Nada disso lhe enchia os olhos ou ouvidos. Ficava tudo no espaço mental que ela destinava para clichês, cuja família tinha maior aparição. As tias falavam como matracas sobre cada coisa que ela devia fazer, aprender, ser. Uma menina tinha de saber lavar pratos, cozinhar, arrumar a casa e muito bem feito. E não era para saber fazer isso para si mesma caso um dia precisasse, era pra casar. Um rapaz não quereria casar com uma mulher que não soubesse fazer essas coisas, que não estivesse apta a administrar uma casa.
Ela não queria isso. Nem sonhara, nunca, com casamento. Ela pensava em viagens, em amores com direito a trilha sonora épica, sonhava com conquistas. “Ana é a vencedora no prêmio jabuti”, “Ana vence o prêmio Nobel de Literatura”. E como gostava de ler, lia tudo, de filosofia a textos teóricos de ciências exatas como Física, talvez por isso tenha desenvolvido um senso crítico tão pragmático que fugia à convenções sociais de boa convivência. Não por que não entendesse, mas por que era mais honesto ser honesto. Não tinha amigos, não esses que a gente abraça, com os quais saímos para a praça, tomamos sorvetes ou conversamos nossos sentimentos mais ulteriores. Os superficiais por que ninguém nunca conta seus segredos de verdade. Nunca vi ninguém sem máscaras. Mesmo as mais delicadas.

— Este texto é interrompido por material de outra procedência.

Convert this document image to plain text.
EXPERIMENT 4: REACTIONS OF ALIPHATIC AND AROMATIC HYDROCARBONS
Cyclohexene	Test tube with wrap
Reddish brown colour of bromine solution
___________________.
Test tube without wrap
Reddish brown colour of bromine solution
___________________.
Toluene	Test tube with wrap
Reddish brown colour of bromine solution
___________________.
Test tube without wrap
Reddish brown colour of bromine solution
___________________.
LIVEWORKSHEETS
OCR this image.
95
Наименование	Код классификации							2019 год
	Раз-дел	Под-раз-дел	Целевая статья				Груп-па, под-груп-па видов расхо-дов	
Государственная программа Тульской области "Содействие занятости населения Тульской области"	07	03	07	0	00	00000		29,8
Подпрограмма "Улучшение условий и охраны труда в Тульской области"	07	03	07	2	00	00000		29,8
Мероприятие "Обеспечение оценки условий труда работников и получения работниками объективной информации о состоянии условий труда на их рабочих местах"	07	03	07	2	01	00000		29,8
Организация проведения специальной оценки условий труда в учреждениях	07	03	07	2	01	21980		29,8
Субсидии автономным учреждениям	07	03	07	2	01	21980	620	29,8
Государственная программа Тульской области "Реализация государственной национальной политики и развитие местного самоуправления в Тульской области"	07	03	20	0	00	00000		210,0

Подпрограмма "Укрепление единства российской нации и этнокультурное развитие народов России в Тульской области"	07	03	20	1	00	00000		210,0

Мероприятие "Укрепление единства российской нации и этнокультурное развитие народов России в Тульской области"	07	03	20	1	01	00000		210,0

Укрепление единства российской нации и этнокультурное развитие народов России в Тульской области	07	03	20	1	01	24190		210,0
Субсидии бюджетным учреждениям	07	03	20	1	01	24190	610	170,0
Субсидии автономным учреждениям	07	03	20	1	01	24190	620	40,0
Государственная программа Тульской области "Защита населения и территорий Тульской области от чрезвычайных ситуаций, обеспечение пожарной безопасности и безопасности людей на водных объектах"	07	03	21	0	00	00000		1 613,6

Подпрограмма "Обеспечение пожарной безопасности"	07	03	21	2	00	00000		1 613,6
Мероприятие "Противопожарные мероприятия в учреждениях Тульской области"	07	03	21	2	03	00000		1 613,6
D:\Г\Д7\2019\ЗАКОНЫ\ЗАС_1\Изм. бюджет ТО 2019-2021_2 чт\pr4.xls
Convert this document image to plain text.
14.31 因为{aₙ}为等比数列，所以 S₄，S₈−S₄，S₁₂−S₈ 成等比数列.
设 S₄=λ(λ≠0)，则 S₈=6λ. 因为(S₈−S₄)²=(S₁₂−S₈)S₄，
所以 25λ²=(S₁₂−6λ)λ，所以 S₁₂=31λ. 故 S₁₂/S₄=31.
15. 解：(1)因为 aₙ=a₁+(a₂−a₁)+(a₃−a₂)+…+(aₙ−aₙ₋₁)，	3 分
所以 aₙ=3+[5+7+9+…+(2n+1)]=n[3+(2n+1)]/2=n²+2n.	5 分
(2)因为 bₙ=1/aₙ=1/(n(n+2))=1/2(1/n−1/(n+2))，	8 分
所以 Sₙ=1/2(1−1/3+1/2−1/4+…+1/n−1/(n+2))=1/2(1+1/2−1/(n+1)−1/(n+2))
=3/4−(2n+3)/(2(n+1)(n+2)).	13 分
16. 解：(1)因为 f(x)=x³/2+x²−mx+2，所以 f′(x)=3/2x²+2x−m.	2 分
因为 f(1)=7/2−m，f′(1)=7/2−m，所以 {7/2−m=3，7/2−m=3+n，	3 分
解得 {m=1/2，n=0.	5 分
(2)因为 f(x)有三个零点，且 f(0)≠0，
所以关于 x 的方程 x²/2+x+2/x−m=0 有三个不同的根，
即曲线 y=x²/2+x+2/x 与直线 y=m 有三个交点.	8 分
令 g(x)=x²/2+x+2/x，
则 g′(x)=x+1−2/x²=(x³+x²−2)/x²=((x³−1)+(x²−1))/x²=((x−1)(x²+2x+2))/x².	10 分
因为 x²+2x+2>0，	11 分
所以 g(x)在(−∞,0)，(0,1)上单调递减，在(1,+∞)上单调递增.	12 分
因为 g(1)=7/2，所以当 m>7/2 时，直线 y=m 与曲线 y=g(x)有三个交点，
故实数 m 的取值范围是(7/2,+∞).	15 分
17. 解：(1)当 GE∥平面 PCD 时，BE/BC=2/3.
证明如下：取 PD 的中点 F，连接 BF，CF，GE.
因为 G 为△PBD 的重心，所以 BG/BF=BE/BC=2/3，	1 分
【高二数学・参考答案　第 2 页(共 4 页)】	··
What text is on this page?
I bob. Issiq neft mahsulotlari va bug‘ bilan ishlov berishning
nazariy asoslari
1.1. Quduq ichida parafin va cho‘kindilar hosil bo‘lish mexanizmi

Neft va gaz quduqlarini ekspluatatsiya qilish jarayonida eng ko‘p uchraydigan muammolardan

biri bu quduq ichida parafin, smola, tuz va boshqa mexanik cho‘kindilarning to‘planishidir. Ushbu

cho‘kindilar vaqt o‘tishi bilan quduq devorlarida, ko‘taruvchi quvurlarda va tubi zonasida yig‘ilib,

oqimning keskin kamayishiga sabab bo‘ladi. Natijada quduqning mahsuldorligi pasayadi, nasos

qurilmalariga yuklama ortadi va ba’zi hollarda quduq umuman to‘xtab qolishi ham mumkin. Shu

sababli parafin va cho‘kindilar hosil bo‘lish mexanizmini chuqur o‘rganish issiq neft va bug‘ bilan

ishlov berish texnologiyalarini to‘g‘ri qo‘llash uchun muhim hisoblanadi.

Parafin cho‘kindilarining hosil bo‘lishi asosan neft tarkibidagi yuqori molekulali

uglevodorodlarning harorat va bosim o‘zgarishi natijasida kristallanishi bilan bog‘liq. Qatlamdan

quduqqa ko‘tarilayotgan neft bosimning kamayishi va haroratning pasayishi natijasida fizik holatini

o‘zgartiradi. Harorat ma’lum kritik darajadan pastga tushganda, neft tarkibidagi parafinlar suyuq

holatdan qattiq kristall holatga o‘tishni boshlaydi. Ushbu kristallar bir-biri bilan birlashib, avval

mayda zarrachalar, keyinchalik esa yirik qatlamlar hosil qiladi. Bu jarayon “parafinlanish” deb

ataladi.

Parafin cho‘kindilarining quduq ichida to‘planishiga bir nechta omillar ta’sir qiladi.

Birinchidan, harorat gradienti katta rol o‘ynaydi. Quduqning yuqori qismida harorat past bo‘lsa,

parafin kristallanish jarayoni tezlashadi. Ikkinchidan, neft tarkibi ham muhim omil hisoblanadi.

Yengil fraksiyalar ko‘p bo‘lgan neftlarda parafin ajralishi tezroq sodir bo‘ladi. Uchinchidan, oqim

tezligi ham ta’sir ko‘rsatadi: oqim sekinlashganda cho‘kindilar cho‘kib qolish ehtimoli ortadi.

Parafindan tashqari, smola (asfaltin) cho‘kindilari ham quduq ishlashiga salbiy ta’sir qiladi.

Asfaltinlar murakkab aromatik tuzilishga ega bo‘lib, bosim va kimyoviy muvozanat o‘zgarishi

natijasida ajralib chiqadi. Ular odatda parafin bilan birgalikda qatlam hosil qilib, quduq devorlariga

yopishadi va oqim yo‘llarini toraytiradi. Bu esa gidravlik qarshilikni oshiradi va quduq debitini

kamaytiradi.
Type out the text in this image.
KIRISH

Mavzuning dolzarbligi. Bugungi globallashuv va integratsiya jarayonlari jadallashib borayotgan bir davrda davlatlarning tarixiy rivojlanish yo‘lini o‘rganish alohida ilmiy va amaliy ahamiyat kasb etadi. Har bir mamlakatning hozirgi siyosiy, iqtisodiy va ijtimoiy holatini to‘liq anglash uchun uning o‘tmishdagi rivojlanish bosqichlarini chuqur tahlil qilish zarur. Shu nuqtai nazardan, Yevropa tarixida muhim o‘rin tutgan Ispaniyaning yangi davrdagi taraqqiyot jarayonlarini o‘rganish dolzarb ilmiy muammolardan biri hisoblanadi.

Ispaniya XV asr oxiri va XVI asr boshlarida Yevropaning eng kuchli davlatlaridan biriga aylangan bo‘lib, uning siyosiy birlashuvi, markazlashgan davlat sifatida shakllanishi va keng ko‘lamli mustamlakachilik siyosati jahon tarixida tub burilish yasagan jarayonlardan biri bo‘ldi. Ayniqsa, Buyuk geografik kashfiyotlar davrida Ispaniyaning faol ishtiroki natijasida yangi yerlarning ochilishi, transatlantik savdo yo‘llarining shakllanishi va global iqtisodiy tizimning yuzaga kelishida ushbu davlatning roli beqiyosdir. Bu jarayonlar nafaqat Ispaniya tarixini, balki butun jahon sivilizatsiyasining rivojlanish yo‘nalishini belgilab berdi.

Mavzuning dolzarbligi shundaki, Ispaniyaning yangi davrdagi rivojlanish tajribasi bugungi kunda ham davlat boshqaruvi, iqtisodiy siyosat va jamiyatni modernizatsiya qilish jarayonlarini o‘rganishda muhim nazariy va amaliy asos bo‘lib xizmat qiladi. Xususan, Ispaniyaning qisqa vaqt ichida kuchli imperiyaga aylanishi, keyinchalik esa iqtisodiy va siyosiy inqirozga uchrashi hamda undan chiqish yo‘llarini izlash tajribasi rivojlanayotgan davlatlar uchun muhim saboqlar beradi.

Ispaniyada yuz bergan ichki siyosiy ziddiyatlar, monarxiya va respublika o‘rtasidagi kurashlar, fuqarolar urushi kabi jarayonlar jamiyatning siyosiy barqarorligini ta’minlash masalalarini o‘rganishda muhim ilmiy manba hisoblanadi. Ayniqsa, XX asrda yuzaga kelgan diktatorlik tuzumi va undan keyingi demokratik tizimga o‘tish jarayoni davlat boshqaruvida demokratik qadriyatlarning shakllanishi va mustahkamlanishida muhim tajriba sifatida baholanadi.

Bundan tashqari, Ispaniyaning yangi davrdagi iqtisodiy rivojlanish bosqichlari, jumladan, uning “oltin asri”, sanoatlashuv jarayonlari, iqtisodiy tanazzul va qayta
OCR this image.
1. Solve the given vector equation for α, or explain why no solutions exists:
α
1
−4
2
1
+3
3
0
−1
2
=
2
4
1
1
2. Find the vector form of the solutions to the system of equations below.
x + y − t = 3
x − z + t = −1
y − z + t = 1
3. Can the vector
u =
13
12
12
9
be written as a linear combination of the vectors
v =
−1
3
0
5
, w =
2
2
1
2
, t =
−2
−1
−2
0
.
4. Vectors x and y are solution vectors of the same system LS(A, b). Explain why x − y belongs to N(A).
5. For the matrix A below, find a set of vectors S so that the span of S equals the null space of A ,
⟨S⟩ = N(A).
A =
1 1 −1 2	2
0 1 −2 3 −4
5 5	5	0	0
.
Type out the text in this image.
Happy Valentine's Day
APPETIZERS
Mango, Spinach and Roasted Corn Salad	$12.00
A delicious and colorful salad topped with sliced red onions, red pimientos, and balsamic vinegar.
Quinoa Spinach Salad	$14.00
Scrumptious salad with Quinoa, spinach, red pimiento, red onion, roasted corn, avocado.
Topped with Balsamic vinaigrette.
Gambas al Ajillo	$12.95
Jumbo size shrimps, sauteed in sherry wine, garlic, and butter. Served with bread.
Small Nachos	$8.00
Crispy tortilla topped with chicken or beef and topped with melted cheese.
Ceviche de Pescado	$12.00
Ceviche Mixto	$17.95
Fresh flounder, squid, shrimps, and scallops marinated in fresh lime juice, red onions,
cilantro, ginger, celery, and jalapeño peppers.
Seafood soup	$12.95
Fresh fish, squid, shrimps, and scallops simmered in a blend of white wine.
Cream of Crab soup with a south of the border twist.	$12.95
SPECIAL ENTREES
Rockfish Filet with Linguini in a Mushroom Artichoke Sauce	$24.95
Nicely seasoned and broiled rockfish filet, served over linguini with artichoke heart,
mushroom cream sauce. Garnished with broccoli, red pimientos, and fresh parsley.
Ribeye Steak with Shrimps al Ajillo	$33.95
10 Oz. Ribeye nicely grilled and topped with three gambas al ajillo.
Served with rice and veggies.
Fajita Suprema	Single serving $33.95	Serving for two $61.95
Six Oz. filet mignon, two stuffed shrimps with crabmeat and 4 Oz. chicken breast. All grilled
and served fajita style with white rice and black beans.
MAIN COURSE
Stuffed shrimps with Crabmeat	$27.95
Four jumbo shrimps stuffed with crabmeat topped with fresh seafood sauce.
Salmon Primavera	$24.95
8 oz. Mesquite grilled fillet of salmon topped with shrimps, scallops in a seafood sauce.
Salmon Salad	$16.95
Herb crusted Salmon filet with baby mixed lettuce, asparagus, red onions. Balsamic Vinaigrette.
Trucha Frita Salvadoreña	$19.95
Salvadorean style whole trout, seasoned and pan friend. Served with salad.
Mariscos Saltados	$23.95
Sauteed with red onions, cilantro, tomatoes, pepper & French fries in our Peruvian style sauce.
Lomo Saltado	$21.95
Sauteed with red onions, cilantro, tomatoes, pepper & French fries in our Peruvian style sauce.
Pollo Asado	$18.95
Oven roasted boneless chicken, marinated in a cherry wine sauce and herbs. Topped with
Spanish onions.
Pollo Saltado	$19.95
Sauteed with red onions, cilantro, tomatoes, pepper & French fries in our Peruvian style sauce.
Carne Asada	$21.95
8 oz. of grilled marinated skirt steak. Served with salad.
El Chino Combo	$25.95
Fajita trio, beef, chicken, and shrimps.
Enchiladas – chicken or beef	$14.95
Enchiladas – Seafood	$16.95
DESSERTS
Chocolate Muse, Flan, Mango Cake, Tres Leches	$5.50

Os clichês apareciam de todos os lugares. A televisão era o lugar do clichê. Toda família senta à mesa para jantar e todos estão felizes. Ana pensava em quantas famílias como aquelas existiam. Pouquíssimas. Nem mesas. Nem margarina. Tudo fantasia que a ideologia dominante queria incutir. Ela ria para si mesma de todo o teatro, mas não tinha com quem conversar. Saber a verdade já valia a pena. E esse pensar só dava dor de cabeça. Era preciso encontrar alguma forma de expressar isso, essa verdade, esse criticismo. Escolheu a maneira errada.As pessoas. Quando alguém de sua família, escola, ou do círculo que ela frequentava dizia algo conduzido, levado a dizer sem pensar ela se ria. Xingava em silêncio fazendo as caretas que enrugavam tão cedo a sua face. Ela era grave. Ácida. Mas não era amarga. Amava profundamente os seres indefesos como as crianças pequenas que não foram ainda abduzidas para um mundo de burrice. Amava os animais.
Descobriu a mentira quando viu seu herói cair. Quando sua máscara de “melhor pessoa do mundo” caiu na sua frente. Seu pai. Melhor amigo. Exemplo. Mentia para sua mãe. E ela sabia. Viu-se em cima de uma corda finíssima cujos dois sentidos pegavam fogo. Ficou onde estava e deixou-se cair no abismo.
E como essa queda doía. Caia em cima de estacas de cristais que furavam seu corpo. E embora a ferida quisesse fechar as estacas iam aparecendo e abrindo-as novamente. Acostumou-se a doer e a sentir dor.
Descobriu que as pessoas mentem e que essa é uma das coisas que elas dizem que fazem parte da natureza. Não entendia.
Mas não ligava muito para o que os outros diziam. O que Ana sabia era suficiente. E passou a escrever. Transfigurar sua dor era um dom que a literatura havia lhe ensinado e como aprendera bem. Tão bem que seu sonho iniciava.
Tão bem que todo o seu sentimento passava ao papel. Tão bem que quem a lia podia chorar, sofrer e lamentar. Como diria Cecília não era triste, era poeta. Acertara o passo da escrita e como escrevia. Sabia que esse era seu mundo. Ela podia dizer tudo. Sem se preocupar com o entendimento. Ela podia delinear seus sonhos, seus segredos.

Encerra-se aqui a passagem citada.